Getting Information About Graph Nodes.

Clicking on a node displays information options in the Context tab of the information pane.

Finding Pathways

Enough browsing! Lets find some Pathways. A pathway is a collection of rules assembled in response to a query. A query specifies goals---occurrences that should be present, i.e. states and locations of proteins. It may also specify occurences or rules to be avoided. The execution of a pathway (see #Petri nets) leads from the model's initial state to a state satisfying the goals, while not passing through any states containing occurrences to be avoided, or using any rules to be avoided. For the tour we will find two pathways, one activating "Hras" and one activating "Plcg" and compare them.

Activating Hras

First, find a path activating Hras (going from Hras loaded with GDP to Hras loaded with GTP).

Activating Plcg

Next find a pathway activating Plcg.

Comparing Pathways

Now we can compare the Hras and Plcg pathways. In the new pathway window (title: Pathnet in rasDish (graph 6), subtitle Goals: Plcg-act-CLi) click on the menu labelled Compare. The window hierarchy will be displayed (gray names are not comparable graphs). Choose Pathnet in rasDish (graph 4). A new graph viewer window will appear displaying the comparison graph. Nodes that belong to both graphs are colored pink, those only in the starting graph (the pathway to Plcg-act-CLi) are colored purple, and those only in the compare to graph are colored cyan. (You can get this information from the color key at the right of the tool bar by mousing over the color of interest.) You can see the comparison graph in the context of the common parent (the rasDish net) by clicking on the In Context button.

Making Your own Dish.

Now try making your own dish (with a little help). We are going to do this using the dish editor, starting with the pre-defined rasDish and adding some occurrences, namely Ube213-ubiq-CLi, Cbl-CLc. This will add a new branch to the rasDish network

Using the compare button or menu compare the graph for myDish to the rasDish graph (graph 2). Try navigating, finding paths, and comparing in the myDish model.

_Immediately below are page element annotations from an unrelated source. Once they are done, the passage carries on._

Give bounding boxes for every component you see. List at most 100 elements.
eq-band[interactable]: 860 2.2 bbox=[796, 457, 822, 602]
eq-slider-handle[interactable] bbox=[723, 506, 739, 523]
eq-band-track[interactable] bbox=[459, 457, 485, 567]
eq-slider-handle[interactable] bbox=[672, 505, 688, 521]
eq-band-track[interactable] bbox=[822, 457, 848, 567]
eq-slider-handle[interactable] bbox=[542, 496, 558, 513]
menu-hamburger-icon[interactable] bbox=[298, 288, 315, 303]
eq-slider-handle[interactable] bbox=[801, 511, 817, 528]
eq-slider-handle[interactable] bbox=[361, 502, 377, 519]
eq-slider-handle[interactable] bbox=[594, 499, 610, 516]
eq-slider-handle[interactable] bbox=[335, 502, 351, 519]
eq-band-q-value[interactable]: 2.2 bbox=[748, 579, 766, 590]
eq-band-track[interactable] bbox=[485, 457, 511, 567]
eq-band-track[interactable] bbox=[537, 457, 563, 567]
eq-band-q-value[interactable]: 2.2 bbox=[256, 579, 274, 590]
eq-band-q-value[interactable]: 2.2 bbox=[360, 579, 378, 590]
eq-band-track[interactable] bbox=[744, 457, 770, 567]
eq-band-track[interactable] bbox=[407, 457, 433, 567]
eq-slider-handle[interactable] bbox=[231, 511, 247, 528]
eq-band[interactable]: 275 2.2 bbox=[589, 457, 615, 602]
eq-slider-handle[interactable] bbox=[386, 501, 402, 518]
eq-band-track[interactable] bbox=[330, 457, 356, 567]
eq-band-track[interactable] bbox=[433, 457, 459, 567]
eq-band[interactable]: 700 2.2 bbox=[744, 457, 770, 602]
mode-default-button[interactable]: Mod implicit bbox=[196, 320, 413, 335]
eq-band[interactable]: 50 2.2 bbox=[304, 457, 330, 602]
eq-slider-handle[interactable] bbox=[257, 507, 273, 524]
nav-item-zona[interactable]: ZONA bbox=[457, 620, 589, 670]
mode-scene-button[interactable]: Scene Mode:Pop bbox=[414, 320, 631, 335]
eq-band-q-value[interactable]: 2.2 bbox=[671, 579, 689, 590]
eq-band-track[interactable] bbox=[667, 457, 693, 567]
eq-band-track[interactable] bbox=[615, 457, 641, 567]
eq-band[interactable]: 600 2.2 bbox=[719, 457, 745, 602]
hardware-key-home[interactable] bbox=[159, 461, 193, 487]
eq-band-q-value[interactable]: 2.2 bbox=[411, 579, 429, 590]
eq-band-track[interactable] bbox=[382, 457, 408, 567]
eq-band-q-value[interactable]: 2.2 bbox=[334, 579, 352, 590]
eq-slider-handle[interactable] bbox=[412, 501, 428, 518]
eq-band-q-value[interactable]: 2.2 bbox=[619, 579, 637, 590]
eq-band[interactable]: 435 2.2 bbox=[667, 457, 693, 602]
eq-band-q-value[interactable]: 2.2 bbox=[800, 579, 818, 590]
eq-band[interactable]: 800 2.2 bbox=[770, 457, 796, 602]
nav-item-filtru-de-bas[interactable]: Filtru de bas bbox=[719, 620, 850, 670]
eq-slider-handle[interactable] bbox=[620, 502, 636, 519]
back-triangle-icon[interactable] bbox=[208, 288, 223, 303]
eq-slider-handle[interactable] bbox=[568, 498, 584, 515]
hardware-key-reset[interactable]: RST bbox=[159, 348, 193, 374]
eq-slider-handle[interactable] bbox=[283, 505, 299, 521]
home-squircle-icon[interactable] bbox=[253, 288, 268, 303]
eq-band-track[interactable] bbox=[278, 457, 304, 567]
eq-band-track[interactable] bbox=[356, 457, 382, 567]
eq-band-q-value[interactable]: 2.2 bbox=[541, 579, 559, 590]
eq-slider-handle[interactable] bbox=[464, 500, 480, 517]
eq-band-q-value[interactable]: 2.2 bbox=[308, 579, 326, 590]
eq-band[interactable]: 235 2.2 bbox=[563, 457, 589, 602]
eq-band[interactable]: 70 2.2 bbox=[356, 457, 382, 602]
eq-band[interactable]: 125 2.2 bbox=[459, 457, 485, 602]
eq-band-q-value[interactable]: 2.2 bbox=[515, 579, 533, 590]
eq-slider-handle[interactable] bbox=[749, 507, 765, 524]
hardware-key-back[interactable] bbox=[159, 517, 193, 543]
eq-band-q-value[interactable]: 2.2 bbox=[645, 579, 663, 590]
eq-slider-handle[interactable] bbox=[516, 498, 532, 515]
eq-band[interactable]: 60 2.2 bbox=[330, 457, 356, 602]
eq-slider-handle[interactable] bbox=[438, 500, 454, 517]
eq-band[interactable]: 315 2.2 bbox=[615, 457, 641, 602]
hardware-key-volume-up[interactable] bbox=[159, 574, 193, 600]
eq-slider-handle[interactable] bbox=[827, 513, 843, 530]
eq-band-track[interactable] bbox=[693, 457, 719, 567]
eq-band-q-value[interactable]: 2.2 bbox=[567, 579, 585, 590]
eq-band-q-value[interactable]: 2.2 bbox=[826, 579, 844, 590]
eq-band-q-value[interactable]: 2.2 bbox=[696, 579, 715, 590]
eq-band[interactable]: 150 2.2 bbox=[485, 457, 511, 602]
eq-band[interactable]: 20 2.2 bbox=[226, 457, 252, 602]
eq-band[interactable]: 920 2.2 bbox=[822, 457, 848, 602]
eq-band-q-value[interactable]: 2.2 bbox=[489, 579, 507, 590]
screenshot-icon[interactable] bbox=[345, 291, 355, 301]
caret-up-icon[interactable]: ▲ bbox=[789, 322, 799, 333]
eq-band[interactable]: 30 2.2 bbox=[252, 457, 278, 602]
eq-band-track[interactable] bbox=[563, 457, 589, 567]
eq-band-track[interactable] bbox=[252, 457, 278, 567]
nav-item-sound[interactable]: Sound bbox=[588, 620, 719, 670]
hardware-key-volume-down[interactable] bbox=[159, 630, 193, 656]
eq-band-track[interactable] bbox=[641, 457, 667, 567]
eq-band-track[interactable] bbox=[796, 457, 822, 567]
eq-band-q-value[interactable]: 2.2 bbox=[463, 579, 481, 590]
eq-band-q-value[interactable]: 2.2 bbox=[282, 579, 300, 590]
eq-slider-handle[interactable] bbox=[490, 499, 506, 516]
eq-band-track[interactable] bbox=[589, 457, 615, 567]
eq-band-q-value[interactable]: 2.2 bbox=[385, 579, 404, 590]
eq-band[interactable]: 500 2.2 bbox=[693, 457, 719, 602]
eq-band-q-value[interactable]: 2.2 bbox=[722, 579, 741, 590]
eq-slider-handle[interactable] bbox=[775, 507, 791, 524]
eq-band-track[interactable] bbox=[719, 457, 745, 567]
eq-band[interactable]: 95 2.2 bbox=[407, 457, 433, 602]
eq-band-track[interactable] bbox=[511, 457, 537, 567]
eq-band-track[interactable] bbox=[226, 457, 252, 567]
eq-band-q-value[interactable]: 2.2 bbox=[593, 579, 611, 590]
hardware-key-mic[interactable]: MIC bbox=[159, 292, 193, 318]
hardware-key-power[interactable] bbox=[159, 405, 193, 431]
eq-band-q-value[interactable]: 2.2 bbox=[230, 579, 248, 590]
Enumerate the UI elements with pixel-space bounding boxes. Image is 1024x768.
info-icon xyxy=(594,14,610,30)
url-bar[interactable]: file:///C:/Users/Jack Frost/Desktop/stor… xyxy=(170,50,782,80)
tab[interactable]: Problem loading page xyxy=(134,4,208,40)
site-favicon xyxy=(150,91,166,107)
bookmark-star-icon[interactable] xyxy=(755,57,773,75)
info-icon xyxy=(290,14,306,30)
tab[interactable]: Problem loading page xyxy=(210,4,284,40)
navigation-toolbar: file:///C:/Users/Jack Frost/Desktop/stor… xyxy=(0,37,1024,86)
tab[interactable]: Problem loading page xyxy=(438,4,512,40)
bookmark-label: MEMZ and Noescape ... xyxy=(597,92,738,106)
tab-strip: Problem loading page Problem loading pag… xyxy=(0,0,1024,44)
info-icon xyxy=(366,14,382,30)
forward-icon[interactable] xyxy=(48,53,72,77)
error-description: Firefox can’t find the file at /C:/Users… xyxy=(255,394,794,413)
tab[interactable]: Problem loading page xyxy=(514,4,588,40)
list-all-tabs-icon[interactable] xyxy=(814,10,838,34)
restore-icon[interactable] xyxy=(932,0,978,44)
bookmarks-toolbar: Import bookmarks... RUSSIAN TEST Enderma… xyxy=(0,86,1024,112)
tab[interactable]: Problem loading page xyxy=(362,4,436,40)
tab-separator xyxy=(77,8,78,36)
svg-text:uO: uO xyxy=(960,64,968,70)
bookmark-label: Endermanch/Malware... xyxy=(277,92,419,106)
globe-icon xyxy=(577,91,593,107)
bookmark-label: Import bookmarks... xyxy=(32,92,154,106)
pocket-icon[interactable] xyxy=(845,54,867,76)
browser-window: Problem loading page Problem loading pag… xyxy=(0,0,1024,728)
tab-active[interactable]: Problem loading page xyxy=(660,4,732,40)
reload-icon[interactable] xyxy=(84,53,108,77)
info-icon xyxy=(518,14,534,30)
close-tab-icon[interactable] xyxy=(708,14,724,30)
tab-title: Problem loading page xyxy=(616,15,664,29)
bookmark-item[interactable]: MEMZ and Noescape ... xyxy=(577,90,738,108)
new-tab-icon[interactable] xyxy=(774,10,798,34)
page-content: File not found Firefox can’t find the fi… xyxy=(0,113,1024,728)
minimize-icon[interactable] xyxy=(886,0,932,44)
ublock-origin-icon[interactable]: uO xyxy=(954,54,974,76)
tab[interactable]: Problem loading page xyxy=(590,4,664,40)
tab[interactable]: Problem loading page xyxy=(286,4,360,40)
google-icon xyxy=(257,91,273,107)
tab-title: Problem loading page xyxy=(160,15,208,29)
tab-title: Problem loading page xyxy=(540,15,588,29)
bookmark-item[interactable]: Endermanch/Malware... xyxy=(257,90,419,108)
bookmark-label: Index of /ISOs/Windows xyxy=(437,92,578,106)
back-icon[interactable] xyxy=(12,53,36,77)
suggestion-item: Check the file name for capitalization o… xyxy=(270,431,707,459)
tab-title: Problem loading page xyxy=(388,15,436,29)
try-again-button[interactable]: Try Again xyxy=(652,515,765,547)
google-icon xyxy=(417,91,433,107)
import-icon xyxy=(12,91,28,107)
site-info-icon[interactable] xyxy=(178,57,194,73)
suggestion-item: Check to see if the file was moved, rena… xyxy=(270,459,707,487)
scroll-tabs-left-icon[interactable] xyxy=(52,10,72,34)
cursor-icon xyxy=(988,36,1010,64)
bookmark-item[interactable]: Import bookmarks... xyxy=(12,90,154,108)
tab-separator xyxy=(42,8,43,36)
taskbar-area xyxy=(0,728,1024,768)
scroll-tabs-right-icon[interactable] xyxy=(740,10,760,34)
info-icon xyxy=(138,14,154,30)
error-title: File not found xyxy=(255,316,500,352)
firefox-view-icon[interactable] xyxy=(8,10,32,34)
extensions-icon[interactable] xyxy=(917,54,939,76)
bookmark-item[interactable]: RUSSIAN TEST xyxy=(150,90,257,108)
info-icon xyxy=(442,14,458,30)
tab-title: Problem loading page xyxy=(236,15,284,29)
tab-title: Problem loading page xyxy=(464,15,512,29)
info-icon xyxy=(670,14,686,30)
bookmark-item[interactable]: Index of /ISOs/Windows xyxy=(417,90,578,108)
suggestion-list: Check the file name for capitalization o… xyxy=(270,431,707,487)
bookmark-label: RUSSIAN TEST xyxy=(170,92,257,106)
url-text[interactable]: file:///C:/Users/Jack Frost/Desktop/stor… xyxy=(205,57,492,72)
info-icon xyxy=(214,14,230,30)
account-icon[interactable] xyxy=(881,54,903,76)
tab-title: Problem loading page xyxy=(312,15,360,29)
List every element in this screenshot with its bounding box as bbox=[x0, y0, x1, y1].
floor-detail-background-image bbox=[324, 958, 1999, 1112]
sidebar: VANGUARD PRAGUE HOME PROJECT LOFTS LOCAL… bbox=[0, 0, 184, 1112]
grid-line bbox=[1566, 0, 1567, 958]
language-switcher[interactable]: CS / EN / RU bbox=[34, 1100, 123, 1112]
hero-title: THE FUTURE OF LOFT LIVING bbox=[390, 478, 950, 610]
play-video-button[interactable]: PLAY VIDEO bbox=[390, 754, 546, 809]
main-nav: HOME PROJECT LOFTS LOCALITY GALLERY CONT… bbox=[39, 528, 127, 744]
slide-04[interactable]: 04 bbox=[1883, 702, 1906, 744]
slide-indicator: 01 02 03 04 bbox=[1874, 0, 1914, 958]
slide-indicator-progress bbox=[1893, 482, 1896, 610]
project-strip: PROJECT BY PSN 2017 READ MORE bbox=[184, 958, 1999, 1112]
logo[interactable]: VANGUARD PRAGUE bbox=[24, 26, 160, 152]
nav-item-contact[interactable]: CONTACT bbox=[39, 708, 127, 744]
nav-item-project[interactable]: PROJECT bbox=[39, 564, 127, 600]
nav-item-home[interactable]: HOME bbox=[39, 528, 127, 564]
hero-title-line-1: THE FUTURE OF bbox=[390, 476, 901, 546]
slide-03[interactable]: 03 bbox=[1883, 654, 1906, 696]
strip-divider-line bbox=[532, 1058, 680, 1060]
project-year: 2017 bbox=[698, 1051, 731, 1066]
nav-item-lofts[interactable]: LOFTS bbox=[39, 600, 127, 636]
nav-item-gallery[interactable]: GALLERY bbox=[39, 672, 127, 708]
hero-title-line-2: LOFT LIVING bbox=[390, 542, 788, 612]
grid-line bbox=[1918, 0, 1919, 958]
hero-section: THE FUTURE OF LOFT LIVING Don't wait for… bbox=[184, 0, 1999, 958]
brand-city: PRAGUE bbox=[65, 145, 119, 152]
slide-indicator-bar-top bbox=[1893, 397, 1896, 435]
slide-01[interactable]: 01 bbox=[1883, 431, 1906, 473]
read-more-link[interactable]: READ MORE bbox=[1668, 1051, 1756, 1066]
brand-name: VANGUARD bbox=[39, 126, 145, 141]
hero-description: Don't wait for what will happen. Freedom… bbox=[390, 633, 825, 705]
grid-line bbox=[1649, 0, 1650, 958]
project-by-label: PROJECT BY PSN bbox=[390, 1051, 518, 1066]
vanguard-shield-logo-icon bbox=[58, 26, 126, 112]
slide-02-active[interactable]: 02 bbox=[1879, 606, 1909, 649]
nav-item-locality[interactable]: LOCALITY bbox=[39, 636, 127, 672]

To make the raf1Ube312Dish you need to add PP2a-CLc, Pak1-CLc, 1433x1-CLc, and Raf1-CLc to myDish. This will extend the Hras pathway to activation of Raf1 Try it.

CAVEAT about DISH EDITING!!

PLA assumes that a component (protein or chemical) appears at most once in a dish -- independent of its modifications, binding to other components in a complex, or location. The current version of the PLA dish editor does not enforce this (its on the TODO list). So the user needs use self-restraint and not have more than one occurrence of a component in the dish when the OK button is pressed. For example a dish with both Efg-Out and Egf:EgfR-act-CLm is not allowed.

Exploring a Network.

Another mode of using PLA is to incrementally explore a network starting from an initial set of nodes. Exploration can be initiated from a knowledge base (select one in the KBManager window), or from a network derived from an initial state. The initial nodes for exploration can be specified by choosing a set of occurrences (using the Explore(occs) button) or by choosing a set of rules (using the Explore(rules) button).

Lets explore in the network for the rafUbe213Dish starting from Sos1-CLc.

There are many ways to explore -- you can explore up or down from all occurrences (that have unexplored connections) using the Up/Down buttons in the tool bar; you can select one or more occurrences to explore from (either by clicking on the occurrence as for goal setting followed by exploreSelected, or by using the Explore button in the tool bar), you can hide rules that appear in the graph, you can add new rules or occurrences that may have no current connections (via the Explore button). By default, each explore operation modifies the graph and the modified graph is displayed in the same window (the previous state is lost). If at some point you wish to save the current exploration state, but continue to explore, you can check the "New Frame" box in the tool bar to continue in a fresh window.

Lets try a few things.

Although there are features of PLA that we haven't used, this should give you a idea of what can be done, and the reference document will fill in missing details.